To stop the upload, use abort-multipart-read-set-upload with the upload ID to end the upload process. Replace sequence store ID and upload ID with your own parameter values.

aws omics abort-multipart-read-set-upload \ --sequence-store-id sequence store ID \ --upload-id upload ID

After the upload is complete, you can retrieve your data from the read set by using get-read-set, as shown in the following. If the upload is still processing, get-read-set returns limited metadata, and the generated index files are unavailable. Replace sequence store ID and the other parameters with your own input.

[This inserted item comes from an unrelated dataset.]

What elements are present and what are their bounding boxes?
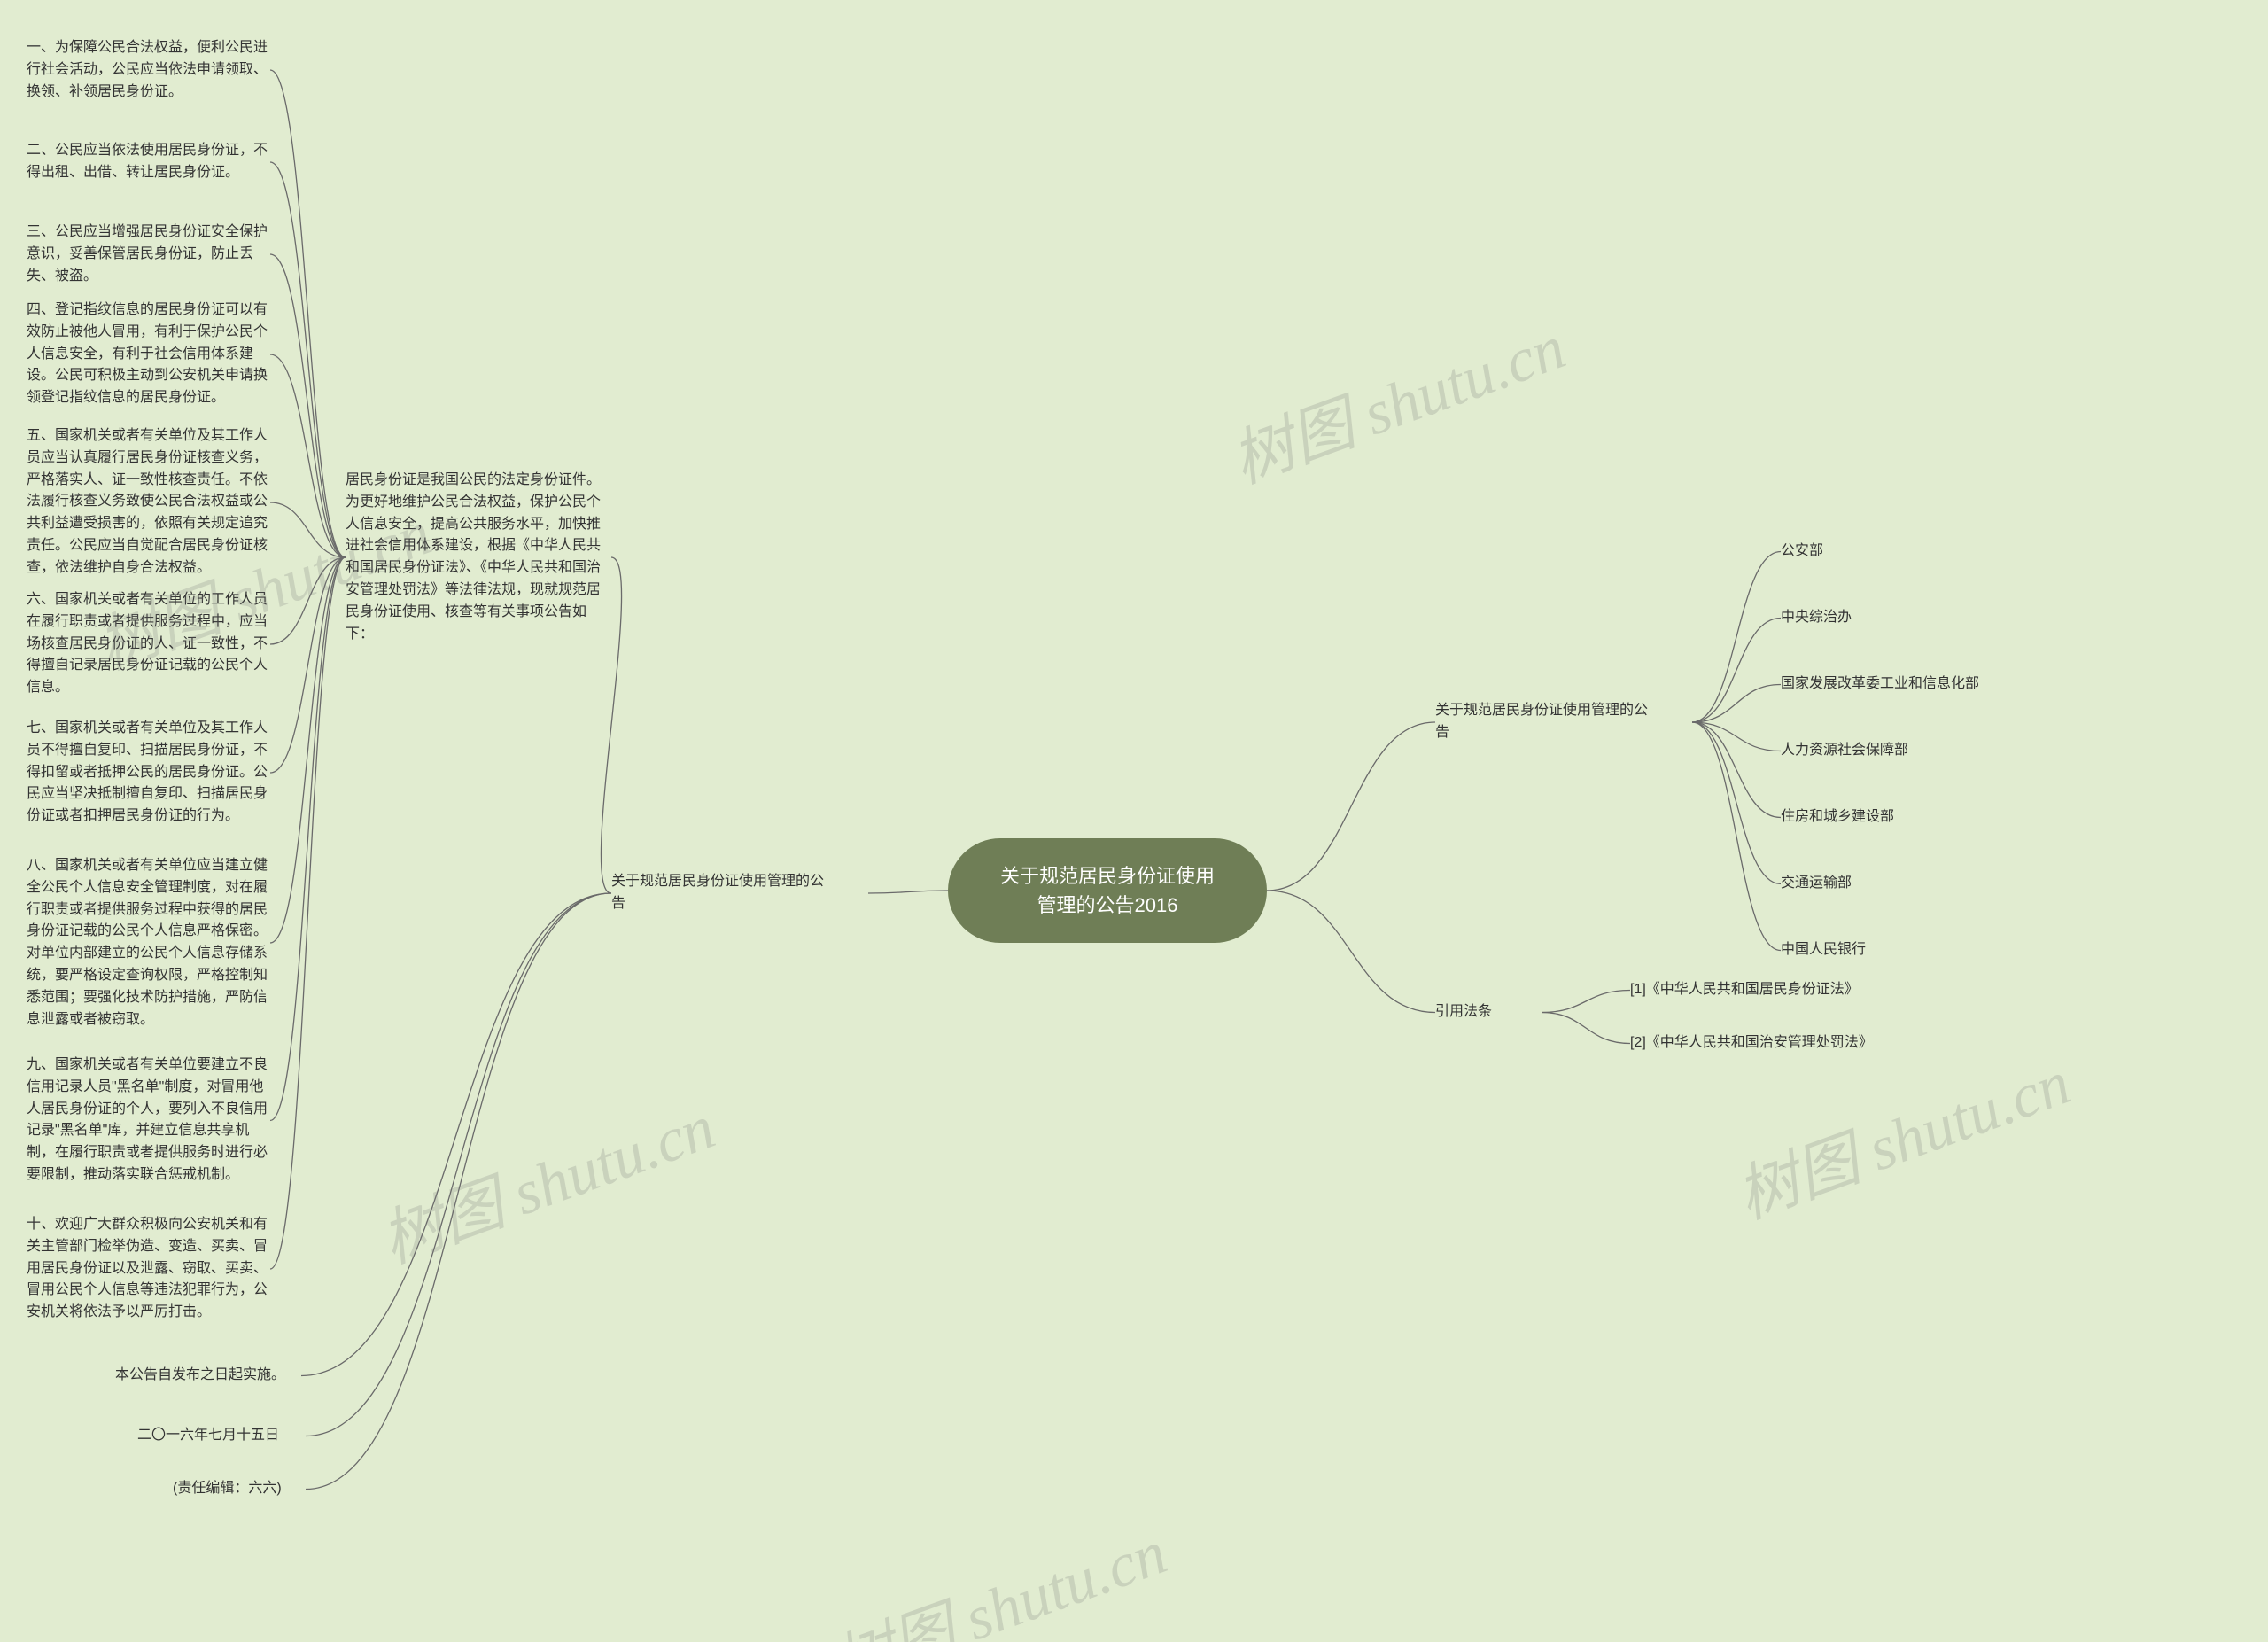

aws omics get-read-set --sequence-store-id sequence store ID \ --id read set ID \ --file SOURCE1 \ --part-number 1 myfile.fastq.gz

To check the metadata, including the status of your upload, use the get-read-set-metadata API operation.

aws omics get-read-set-metadata --sequence-store-id sequence store ID --id read set ID

The response includes metadata details such as the file type, the reference ARN, the number of files, and the length of the sequences. It also includes the status. Possible statuses are PROCESSING_UPLOAD, ACTIVE, and UPLOAD_FAILED.

{ "id": "0000000001", "arn": "arn:aws:omics:us-west-2:555555555555:sequenceStore/0123456789/readSet/0000000001", "sequenceStoreId": "0123456789", "subjectId": "mySubject", "sampleId": "mySample", "status": "PROCESSING_UPLOAD", "name": "HG00146", "description": "FASTQ for HG00146", "fileType": "FASTQ", "creationTime": "2022-07-13T23:25:20Z", "files": { "source1": { "totalParts": 5, "partSize": 123456789012, "contentLength": 6836725, }, "source2": { "totalParts": 5, "partSize": 123456789056, "contentLength": 6836726 } }, 'creationType": "UPLOAD" }

If a read set creation fails, the files can be moved to a fallback Amazon S3 location. This way, you can keep the files in Amazon S3 to re-import after the files issues are resolved. The fallback location can be configured for a sequence store from the console, the AWS CLI, or the API.